Opened 13 years ago

Last modified 12 years ago

#3956 enhancement new

Add arraysize option to runQuery in adbapi

Reported by: Gerrat Owned by:
Priority: normal Milestone:
Component: core Keywords: adbapi arraysize
Cc: Jean-Paul Calderone, jesstess, David Reid, TimAllen, amaury Branch: branches/adbapi-arraysize-3956
branch-diff, diff-cov, branch-cov, buildbot
Author: Gerrat Rickert, Screwtape, exarkun

Description

The convenience method, runQuery in adbapi doesn't currently support executing a cursor with anything other than the default cursor arraysize. The arraysize attribute controls how many rows are fetched at a time from the database (during a fetchall() or fetchmany() operation). The default cursor arraysize is 1 (according to PEP 249), and using this arraysize results in terrible performance when retrieving a large number of rows from the database.

Attachments (5)

adbapi-arraysize-patch.patch (4.0 KB) - added by Gerrat 13 years ago.
adbapi-arraysize-patch.2.patch (4.4 KB) - added by Gerrat 13 years ago.
adbapi-arraysize-patch3.patch (5.0 KB) - added by Gerrat 13 years ago.
adbapi-arraysize-in-ConnectionPool.diff (6.9 KB) - added by Screwtape 12 years ago.
Moves the cp_arraysize argument to ConnectionPool.init
use-positive-assertions.patch (507 bytes) - added by Screwtape 12 years ago.
New code should use positive assertions, not double-negative assertions.

Download all attachments as: .zip

Change History (44)

comment:1 Changed 13 years ago by Jean-Paul Calderone

Cc: Jean-Paul Calderone added
Keywords: review removed
Owner: changed from Glyph to Gerrat

Hi Gerrat. Thanks for the patch! Here's a bit of feedback:

  1. Twisted supports Python 2.3. This means inlineCallbacks cannot actually be used in Twisted code.
  2. There should be API documentation about the new arraysize parameter which runQuery now accepts.
  3. assertEquals is preferred over failUnless(a == b)

It would be neat if this test could be run independent of any particular real DB-API 2.0 module. The implementation doesn't really tightly depend on any of them; it could be run against a mock module. Then it could run regardless of the real DB-API 2.0 modules being installed or not. It would also make it faster and more reliable. It also might make the test a bit cleaner; with a mock cursor implementation, it's easier to inspect the arraysize attribute of the cursor; the transaction doesn't need to be fiddled with at all, so the test has fewer implementation assumptions encoded in it.

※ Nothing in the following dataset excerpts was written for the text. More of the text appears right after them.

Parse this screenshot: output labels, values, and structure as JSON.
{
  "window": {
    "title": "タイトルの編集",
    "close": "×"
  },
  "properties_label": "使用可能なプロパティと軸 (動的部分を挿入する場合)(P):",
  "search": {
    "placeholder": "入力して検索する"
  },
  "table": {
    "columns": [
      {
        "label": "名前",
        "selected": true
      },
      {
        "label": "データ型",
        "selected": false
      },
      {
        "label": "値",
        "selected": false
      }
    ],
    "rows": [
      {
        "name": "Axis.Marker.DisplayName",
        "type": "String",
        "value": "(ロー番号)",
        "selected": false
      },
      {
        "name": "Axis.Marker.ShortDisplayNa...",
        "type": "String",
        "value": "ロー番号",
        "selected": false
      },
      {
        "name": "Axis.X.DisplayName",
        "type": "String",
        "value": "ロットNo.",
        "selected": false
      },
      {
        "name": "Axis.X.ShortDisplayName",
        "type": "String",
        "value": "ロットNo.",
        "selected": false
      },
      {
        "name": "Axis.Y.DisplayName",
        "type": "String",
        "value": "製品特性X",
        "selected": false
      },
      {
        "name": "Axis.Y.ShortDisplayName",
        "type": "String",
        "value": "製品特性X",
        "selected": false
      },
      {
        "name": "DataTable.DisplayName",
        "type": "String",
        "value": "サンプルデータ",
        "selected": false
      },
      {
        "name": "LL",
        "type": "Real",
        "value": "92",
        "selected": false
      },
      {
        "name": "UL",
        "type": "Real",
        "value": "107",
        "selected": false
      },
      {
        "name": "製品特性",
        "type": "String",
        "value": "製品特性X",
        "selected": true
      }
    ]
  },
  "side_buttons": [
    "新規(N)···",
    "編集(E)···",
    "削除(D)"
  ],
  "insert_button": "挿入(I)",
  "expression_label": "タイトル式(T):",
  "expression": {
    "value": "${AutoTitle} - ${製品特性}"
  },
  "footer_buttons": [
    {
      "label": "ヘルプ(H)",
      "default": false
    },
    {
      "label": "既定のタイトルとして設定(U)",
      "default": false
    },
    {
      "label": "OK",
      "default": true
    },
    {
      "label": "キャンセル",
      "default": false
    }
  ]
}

comment:2 Changed 13 years ago by Gerrat

Keywords: review added

Ok, I've taken care of 1-3, separated the test case into it's own class, and added a mock module (or, at least what I think you're asking for). I wasn't really sure how the mock module should track the cursor's arraysize. Since it's not actually running any sql; I found it convenient to just return the cursor's arraysize in the fetchall() method. ...that may not go over so well, so I'm happy for alternate suggestions.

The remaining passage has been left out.